They’re watching . . .
Watching BBC television’s ‘Waking the Dead‘ last night, with its tale of MI5 and British Government conspiracy and intrigue, was at once laughable and thought-provoking. The idea that MI5 were some dark and sinister force capable of achieving anything they wished is nullified in personal experience by living in Northern Ireland through fifteen years of the Troubles; the IRA could not be defeated, despite the years of changing security policy.
Yet conspiracy theories are always attractive, perhaps for no reason other than that they cannot be falsified. Evidence disproving them is simply discounted as part of the conspiracy, like the repeated attempts by the US Government to prove that no aliens landed in Roswell, New Mexico in 1947 – you cannot prove a negative.
Conspiracies in current times are very difficult. Nothing now can really be kept from the media. The suppression of stories has become impossible, everything from the humble mobile phone in an individual’s pocket to the all embracing world wide web ensures that events can be around the world in seconds. Of course, just because a story is told does not mean that it is true, human beings are fallible both in their recall and in their interpretation of events.
Sometimes, the falsification of a conspiracy theory would be attractive. I have made repeated attempts to discount a story I remember (though, if it never existed, it is would be very difficult to find evidence to discount it!) There is a vivid memory of a news report in late August 1982 that the Irish military were contemplating intervening if the general election anticipated for that autumn proved indecisive.
There had already been inconclusive elections in June of 1981 and in February 1982 and the expected poll would have been the third time in which the country had voted in eighteen months. The government seemed mired in controversy and the opposition certainly perceived the election campaign they were to fight in terms of a crusade, but was there really a story about the army? Anyone familiar with the Irish army would have known that the suggestion was not credible, but, if there was such a story, where did it come from?
In the memory, the story is printed in The Observer, a British Sunday paper that circulates in Ireland, and I read it sitting on the grass close to the fort at Summer Cove outside of Kinsale in Co Cork. It would seem odd to have a clear recall of a story that never existed in the first place? Why imagine a story that one’s college education would have said couldn’t have been?

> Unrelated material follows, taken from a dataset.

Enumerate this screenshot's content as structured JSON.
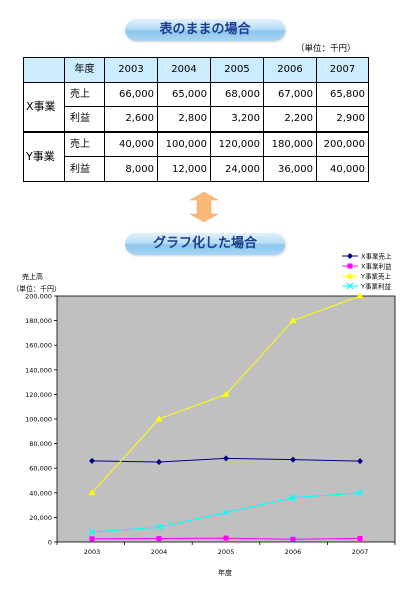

Maybe the story was no more than a piece of speculation by an English journalist who thought it fun to suggest that the Irish might have a coup, maybe it was never there. Perhaps I’m as delusional as the character in ‘Waking the Dead’,’ who dreamed of a dead soldier in full uniform climbing out of the bath, or perhaps someone knows something.
Or perhaps it’s all part of a conspiracy . . .
The idea that a journalist scrabbling around for a story for the bosses back home would embroider, manufacture or distort something like this into being is just too outlandish to seriously consider.
I’ve never encountered successful high profile journalists who have got away with completely making stuff up.
Please add the word “not” after both sentences.